L’8 novembre 1987 c’è la prima vittoria del SÌ al referendum. E sono ben cinque quelli dati ai quesiti promossi dai radicali, tra i quali i più importanti riguardano il nucleare (l’incidente di Cernobyl è dell’anno prima), la responsabilità civile dei giudici e la commissione inquirente. Proprio da questa tornata referendaria ancora oggi l’Italia non ha centrali nucleari sul proprio territorio. Il 1990 fu la volta dei referendum ambientalisti. I Verdi, infatti, sull’onda della vittoria per il nucleare, lanciarono insieme ai radicali, tre quesiti sulla caccia e l’uso dei fitofarmaci in agricoltura. Per la prima volta nella storia non si raggiunse nemmeno il quorum.

Nel 2006 il referendum riguardava la riforma federalista. Il 25 giugno di quell'anno votarono in tutto 26.110.925 italiani, pari al 52,46%. Questa volta furono i No ad avere la meglio, con il 61,29% contro il 38,71% dei Sì. Il 4 dicembre 2016 gli elettori vennero chiamati a pronunciarsi sulla riforma Renzi-Boschi, che a sua volta rivedeva la riforma del Titolo V e introduceva il Senato federale. Si recarono alle urne 33.244.258, pari al 65,48%. La vittoria del No sul Sì fu netta: 59,12% a 40,88%. Questo è ricordato come il referendum che ha indirettamente “fatto cadere” Matteo Renzi e determinato anche le sorti politiche di un governo.

C'è poi stato il referendum del 2011 sull'acqua pubblica è stato un momento importante nella storia italiana, dove i cittadini hanno votato per la gestione pubblica dell'acqua e contro la privatizzazione. Questo referendum ha portato a un risultato significativo, con un'ampia maggioranza di sì, esprimendo il desiderio di mantenere l'acqua come bene comune. Con il quorum del 54% e il 94% dei sì, nel 2011, 27 milioni di italiani votarono per la gestione pubblica del servizio idrico. L’Italia è stato l’unico paese in Europa a tenere un referendum sull’acqua.
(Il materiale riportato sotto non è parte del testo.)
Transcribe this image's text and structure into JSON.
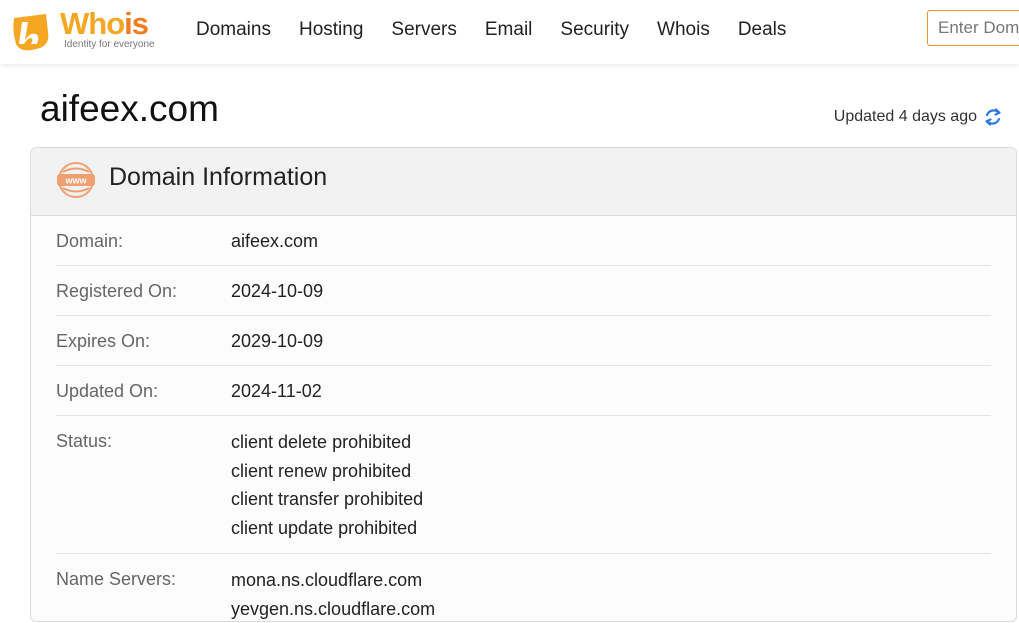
{
  "brand": {
    "name_part1": "Who",
    "name_part2": "is",
    "tagline": "Identity for everyone"
  },
  "nav": {
    "items": [
      "Domains",
      "Hosting",
      "Servers",
      "Email",
      "Security",
      "Whois",
      "Deals"
    ]
  },
  "search": {
    "placeholder": "Enter Domain"
  },
  "page": {
    "title": "aifeex.com",
    "updated_text": "Updated 4 days ago"
  },
  "domain_info": {
    "title": "Domain Information",
    "www_icon_label": "www",
    "rows": [
      {
        "label": "Domain:",
        "values": [
          "aifeex.com"
        ]
      },
      {
        "label": "Registered On:",
        "values": [
          "2024-10-09"
        ]
      },
      {
        "label": "Expires On:",
        "values": [
          "2029-10-09"
        ]
      },
      {
        "label": "Updated On:",
        "values": [
          "2024-11-02"
        ]
      },
      {
        "label": "Status:",
        "values": [
          "client delete prohibited",
          "client renew prohibited",
          "client transfer prohibited",
          "client update prohibited"
        ]
      },
      {
        "label": "Name Servers:",
        "values": [
          "mona.ns.cloudflare.com",
          "yevgen.ns.cloudflare.com"
        ]
      }
    ]
  },
  "colors": {
    "brand_orange": "#f5a623",
    "brand_dark_orange": "#f07c1f",
    "refresh_blue": "#2a7ae2"
  },
  "icons": {
    "logo": "whois-logo-icon",
    "www": "www-globe-icon",
    "refresh": "refresh-icon"
  }
}
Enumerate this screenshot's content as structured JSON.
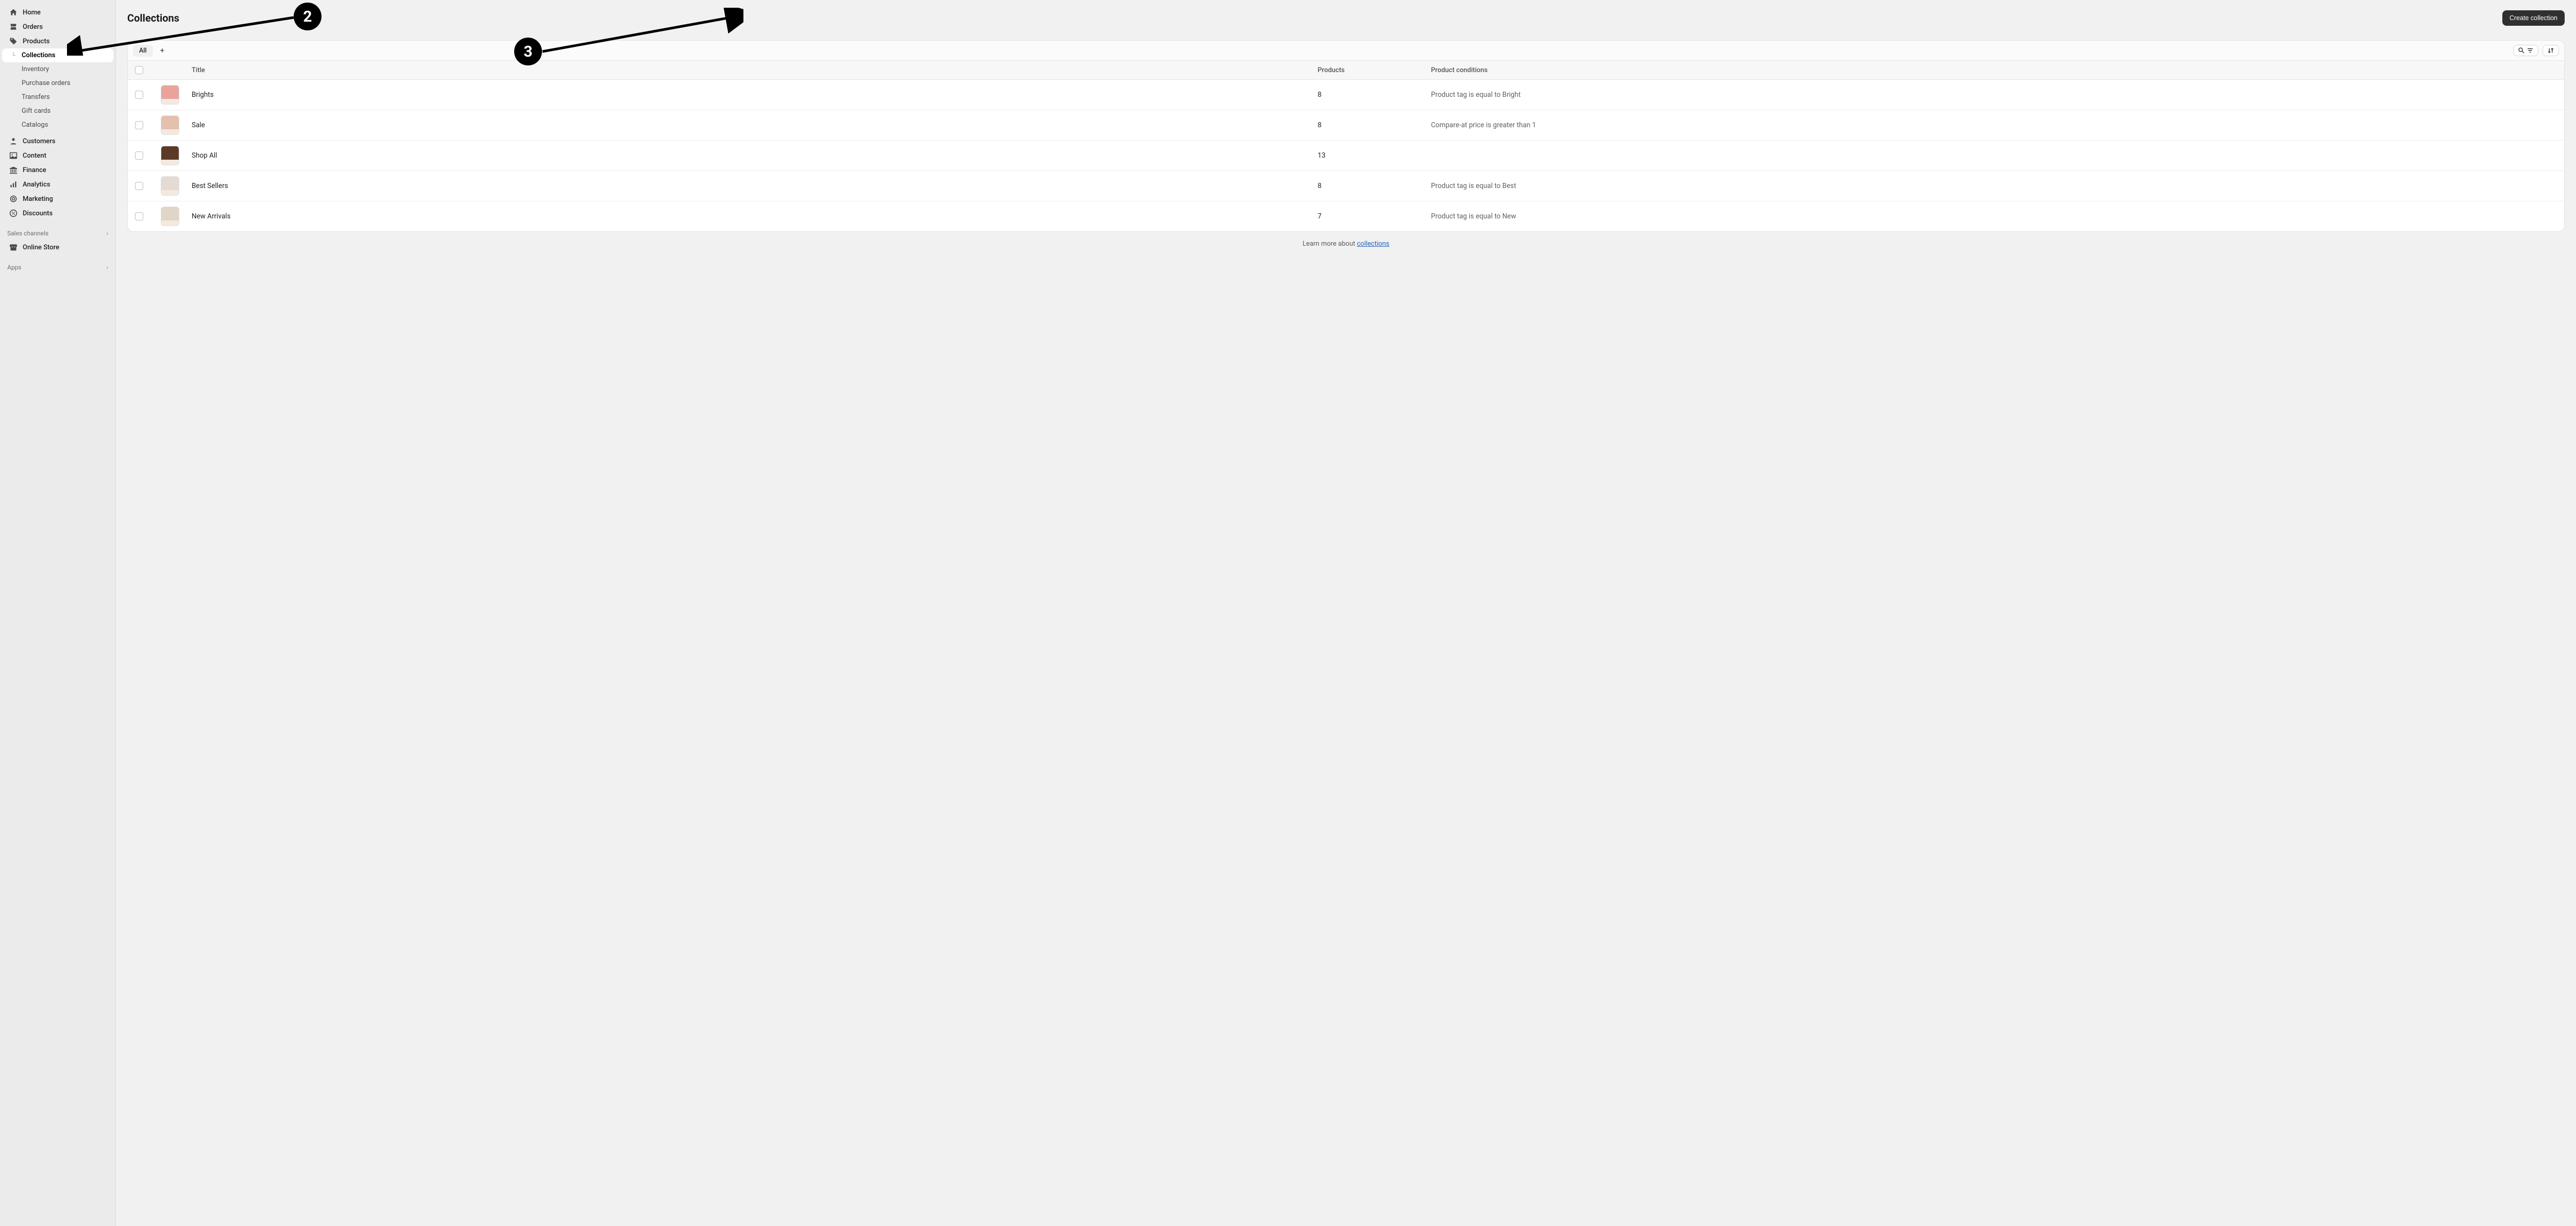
{
  "sidebar": {
    "home": "Home",
    "orders": "Orders",
    "products": "Products",
    "collections": "Collections",
    "inventory": "Inventory",
    "purchase_orders": "Purchase orders",
    "transfers": "Transfers",
    "gift_cards": "Gift cards",
    "catalogs": "Catalogs",
    "customers": "Customers",
    "content": "Content",
    "finance": "Finance",
    "analytics": "Analytics",
    "marketing": "Marketing",
    "discounts": "Discounts",
    "sales_channels_heading": "Sales channels",
    "online_store": "Online Store",
    "apps_heading": "Apps"
  },
  "header": {
    "title": "Collections",
    "create_button": "Create collection"
  },
  "tabs": {
    "all": "All"
  },
  "columns": {
    "title": "Title",
    "products": "Products",
    "conditions": "Product conditions"
  },
  "rows": [
    {
      "title": "Brights",
      "products": "8",
      "conditions": "Product tag is equal to Bright",
      "thumb_color": "#e9a39b"
    },
    {
      "title": "Sale",
      "products": "8",
      "conditions": "Compare-at price is greater than 1",
      "thumb_color": "#e3c1ad"
    },
    {
      "title": "Shop All",
      "products": "13",
      "conditions": "",
      "thumb_color": "#5b3b28"
    },
    {
      "title": "Best Sellers",
      "products": "8",
      "conditions": "Product tag is equal to Best",
      "thumb_color": "#e5dbd3"
    },
    {
      "title": "New Arrivals",
      "products": "7",
      "conditions": "Product tag is equal to New",
      "thumb_color": "#e1d5c8"
    }
  ],
  "footer": {
    "prefix": "Learn more about ",
    "link": "collections"
  },
  "annotations": {
    "b2": "2",
    "b3": "3"
  }
}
Un istituto da ripensare? Il dibattito è aperto

Con quello dello scorso fine settimana, negli ultimi trent'anni sono 9 i referendum falliti per mancanza di quorum su un totale di 11 convocati. Negli ultimi trent'anni, infatti, per ben 11 volte gli italiani sono stati chiamati ad esprimersi attraverso un referendum. E solo in due occasioni il quorum è stato superato.

È avvenuto l'11 giugno del 1995, quando le schede furono addirittura 12, con quesiti che andavano dalla disciplina sindacale alla privatizzazione della Rai, dalle concessioni televisive agli orari degli esercizi commerciali. Quorum raggiunto anche nel giugno del 2011, quando i quattro quesiti riguardavano la disciplina del servizio idrico, l'energia nucleare e il legittimo impedimento. Ovvero la norma introdotta solo un anno prima dalla maggioranza che sosteneva il governo di Silvio Berlusconi, che consentiva a quest'ultimo di rinviare le udienze dei processi in cui era coinvolto a motivo degli impegni di governo.

In generale, nelle 21 occasioni in cui nel nostro Paese è stato indetto un referendum il quorum è stato raggiunto solamente 10 volte. E per qualcuno sarebbe il caso di ripensare le modalità di funzionamento di questo istituto della vita democratica del nostro paese, magari su modello della Svizzera, che indice in media 4 referendum all'anno senza che il loro risultato debba dipendere dal quorum: chi ottiene più voti vince, a prescindere da quanti cittadini siano andati alle urne. E alcuni, come Marco Cappato, tesoriere dell'Associazione Luca Coscioni, questo sarebbe un modo per far sì che le persone si esprimano su questioni che le riguardano. Per Cappato sarebbe ragionevole "se si volesse alzare la soglia delle firme necessarie per indire un referendum. Quello che è fondamentale, oggi, è abolire il quorum: chi va a votare, decide”. Il dibattito è aperto.